Na bicha do talho, do outro lado da rua, a mulher que estava à minha frente, de máscara e óculos de sol, olhou três vezes para trás antes de me reconhecer e cumprimentar. Eu respondi-lhe, ainda a tentar adivinhar quem ela era. Àquela hora já eu tinha passado por outros conhecidos, que não tinham respondido aos meus bons dias.

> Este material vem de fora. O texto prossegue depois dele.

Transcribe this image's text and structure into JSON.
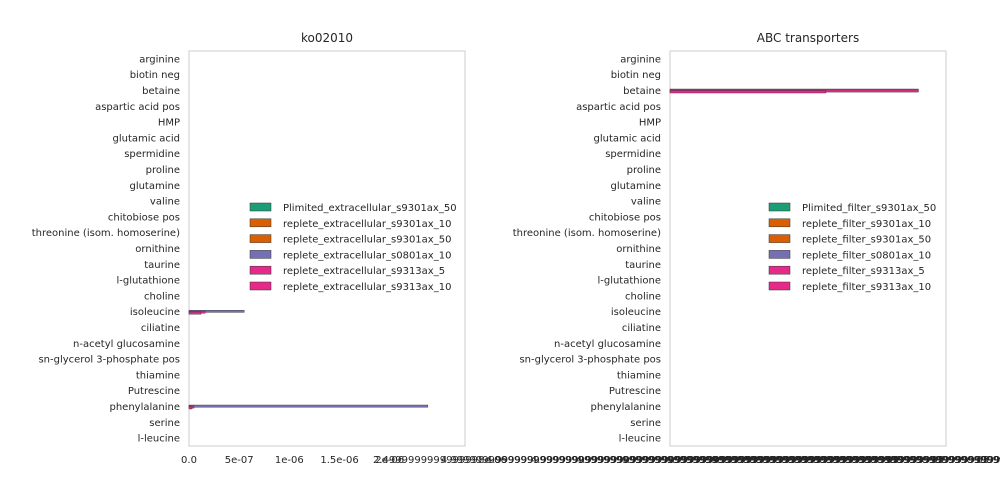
{
  "chart_data": [
    {
      "type": "bar",
      "orientation": "horizontal",
      "title": "ko02010",
      "xlabel": "",
      "ylabel": "",
      "categories": [
        "arginine",
        "biotin neg",
        "betaine",
        "aspartic acid pos",
        "HMP",
        "glutamic acid",
        "spermidine",
        "proline",
        "glutamine",
        "valine",
        "chitobiose pos",
        "threonine (isom. homoserine)",
        "ornithine",
        "taurine",
        "l-glutathione",
        "choline",
        "isoleucine",
        "ciliatine",
        "n-acetyl glucosamine",
        "sn-glycerol 3-phosphate pos",
        "thiamine",
        "Putrescine",
        "phenylalanine",
        "serine",
        "l-leucine"
      ],
      "xlim": [
        0,
        2.75e-06
      ],
      "xticks": [
        "0.0",
        "5e-07",
        "1e-06",
        "1.5e-06",
        "2e-06",
        "2.4999999999999998e-06"
      ],
      "legend_position": "center-right",
      "grid": false,
      "series": [
        {
          "name": "Plimited_extracellular_s9301ax_50",
          "color": "#1b9e77",
          "values": [
            0,
            0,
            0,
            0,
            0,
            0,
            0,
            0,
            0,
            0,
            0,
            0,
            0,
            0,
            0,
            0,
            0,
            0,
            0,
            0,
            0,
            0,
            0,
            0,
            0
          ]
        },
        {
          "name": "replete_extracellular_s9301ax_10",
          "color": "#d95f02",
          "values": [
            0,
            0,
            0,
            0,
            0,
            0,
            0,
            0,
            0,
            0,
            0,
            0,
            0,
            0,
            0,
            0,
            0,
            0,
            0,
            0,
            0,
            0,
            0,
            0,
            0
          ]
        },
        {
          "name": "replete_extracellular_s9301ax_50",
          "color": "#d95f02",
          "values": [
            0,
            0,
            0,
            0,
            0,
            0,
            0,
            0,
            0,
            0,
            0,
            0,
            0,
            0,
            0,
            0,
            0,
            0,
            0,
            0,
            0,
            0,
            0,
            0,
            0
          ]
        },
        {
          "name": "replete_extracellular_s0801ax_10",
          "color": "#7570b3",
          "values": [
            0,
            0,
            0,
            0,
            0,
            0,
            0,
            0,
            0,
            0,
            0,
            0,
            0,
            0,
            0,
            0,
            5.5e-07,
            0,
            0,
            0,
            0,
            0,
            2.38e-06,
            0,
            0
          ]
        },
        {
          "name": "replete_extracellular_s9313ax_5",
          "color": "#e7298a",
          "values": [
            0,
            0,
            0,
            0,
            0,
            0,
            0,
            0,
            0,
            0,
            0,
            0,
            0,
            0,
            0,
            0,
            1.6e-07,
            0,
            0,
            0,
            0,
            0,
            5e-08,
            0,
            0
          ]
        },
        {
          "name": "replete_extracellular_s9313ax_10",
          "color": "#e7298a",
          "values": [
            0,
            0,
            0,
            0,
            0,
            0,
            0,
            0,
            0,
            0,
            0,
            0,
            0,
            0,
            0,
            0,
            1.2e-07,
            0,
            0,
            0,
            0,
            0,
            3e-08,
            0,
            0
          ]
        }
      ]
    },
    {
      "type": "bar",
      "orientation": "horizontal",
      "title": "ABC transporters",
      "xlabel": "",
      "ylabel": "",
      "categories": [
        "arginine",
        "biotin neg",
        "betaine",
        "aspartic acid pos",
        "HMP",
        "glutamic acid",
        "spermidine",
        "proline",
        "glutamine",
        "valine",
        "chitobiose pos",
        "threonine (isom. homoserine)",
        "ornithine",
        "taurine",
        "l-glutathione",
        "choline",
        "isoleucine",
        "ciliatine",
        "n-acetyl glucosamine",
        "sn-glycerol 3-phosphate pos",
        "thiamine",
        "Putrescine",
        "phenylalanine",
        "serine",
        "l-leucine"
      ],
      "xlim": [
        0,
        1
      ],
      "xtick_labels_text": "4.9999999999999999999999999999999999999999999999999999999999999999999e-05",
      "legend_position": "center-right",
      "grid": false,
      "series": [
        {
          "name": "Plimited_filter_s9301ax_50",
          "color": "#1b9e77",
          "values": [
            0,
            0,
            0,
            0,
            0,
            0,
            0,
            0,
            0,
            0,
            0,
            0,
            0,
            0,
            0,
            0,
            0,
            0,
            0,
            0,
            0,
            0,
            0,
            0,
            0
          ]
        },
        {
          "name": "replete_filter_s9301ax_10",
          "color": "#d95f02",
          "values": [
            0,
            0,
            0,
            0,
            0,
            0,
            0,
            0,
            0,
            0,
            0,
            0,
            0,
            0,
            0,
            0,
            0,
            0,
            0,
            0,
            0,
            0,
            0,
            0,
            0
          ]
        },
        {
          "name": "replete_filter_s9301ax_50",
          "color": "#d95f02",
          "values": [
            0,
            0,
            0,
            0,
            0,
            0,
            0,
            0,
            0,
            0,
            0,
            0,
            0,
            0,
            0,
            0,
            0,
            0,
            0,
            0,
            0,
            0,
            0,
            0,
            0
          ]
        },
        {
          "name": "replete_filter_s0801ax_10",
          "color": "#7570b3",
          "values": [
            0,
            0,
            0.9,
            0,
            0,
            0,
            0,
            0,
            0,
            0,
            0,
            0,
            0,
            0,
            0,
            0,
            0,
            0,
            0,
            0,
            0,
            0,
            0,
            0,
            0
          ]
        },
        {
          "name": "replete_filter_s9313ax_5",
          "color": "#e7298a",
          "values": [
            0,
            0,
            0.9,
            0,
            0,
            0,
            0,
            0,
            0,
            0,
            0,
            0,
            0,
            0,
            0,
            0,
            0,
            0,
            0,
            0,
            0,
            0,
            0,
            0,
            0
          ]
        },
        {
          "name": "replete_filter_s9313ax_10",
          "color": "#e7298a",
          "values": [
            0,
            0,
            0.565,
            0,
            0,
            0,
            0,
            0,
            0,
            0,
            0,
            0,
            0,
            0,
            0,
            0,
            0,
            0,
            0,
            0,
            0,
            0,
            0,
            0,
            0
          ]
        }
      ]
    }
  ]
}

Pouca gente nas ruas e muitas lojas fechadas, que ninguém sabe se voltarão a abrir. No multibanco, após o levantamento, saquei do gel desinfectante e besuntei as mãos. Já não aguentava mais a comichão no nariz e tinha que afastar a máscara para o coçar. Voltei para casa mais determinado a aguentar mais um ano, pelo menos, a tentar proteger-me de ser infectado, para, entre outras coisas de que já sinto saudades, poder voltar a ir ao mercado, sem máscara, nem bichas e poder cumprimentar e ser cumprimentado, sem ser à distância, por amigos e conhecidos.